What is Health Equity?
While the term health equity is used widely, a common understanding of what it means is lacking.
What is health equity?
In a report designed to increase consensus around meaning of health equity, the Robert Wood Johnson Foundation (RWJF) provides the following definition: “Health equity means that everyone has a fair and just opportunity to be as healthy as possible. This requires removing obstacles to health such as poverty, discrimination, and their consequences, including powerlessness and lack of access to good jobs with fair pay, quality education and housing, safe environments, and health care.”
The definitional concepts presented in the report are based on widely recognized ethical and human rights principles and supported by knowledge from health sciences.

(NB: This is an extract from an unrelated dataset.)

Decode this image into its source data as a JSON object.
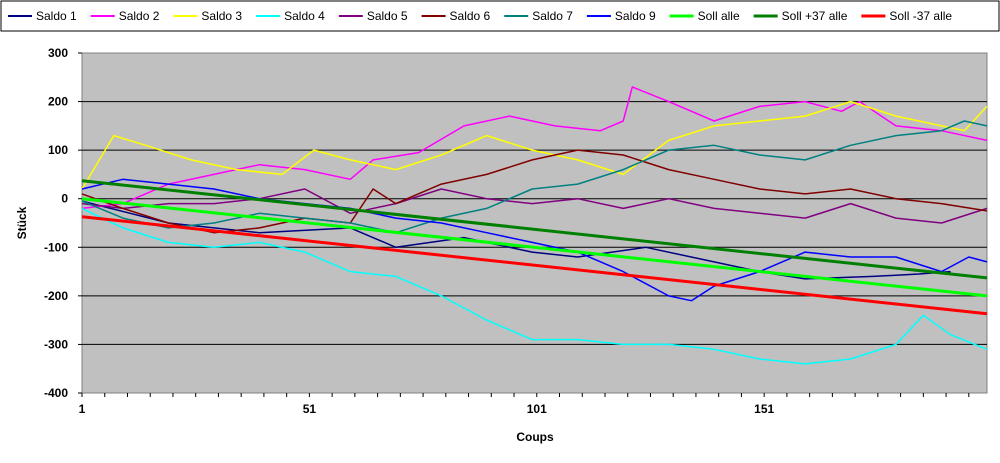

Consensus around definitions for an issue such as health equity can help bridge divides and foster productive dialogue among diverse stakeholder groups. Conversely, a lack of clarity can lead to detours, and pose a barrier to effective engagement and action.
Also included in the report are examples of specific terms related to health equity that often arise in discussions around the concept.
Key Findings
Health equity surrounds and underpins RWJF’s vision of a society in which everyone has an equal opportunity to live the healthiest life possible. The authors, including RWJF staff members, put forth these four key steps to achieve health equity:
- Identify important health disparities. Many disparities in health are rooted in inequities in the opportunities and resources needed to be as healthy as possible. The determinants of health include living and working conditions, education, income, neighborhood characteristic, social inclusion, and medical care. An increase in opportunities to be healthier will benefit everyone but more focus should be placed on groups that have been excluded or marginalized in the past.
- Change and implement policies, laws, systems, environments, and practices to reduce inequities in the opportunities and resources needed to be as healthy as possible. Eliminate the unfair individual and institutional social conditions that give rise to the inequities.
- Evaluate and monitor efforts using short- and long-term measures as it may take decades or generations to reduce some health disparities. In order not to underestimate the size of the gap between advantaged and disadvantaged, disadvantaged groups should not be compared to the general population but to advantaged groups.
- Reassess strategies in light of process and outcomes and plan next steps. Actively engage those most affected by disparities in the identification, design, implementation, and evaluation of promising solutions
The authors note that equity is not the same as equality. To equalize opportunities, those with worse health and fewer resources need more efforts expended to improve their health.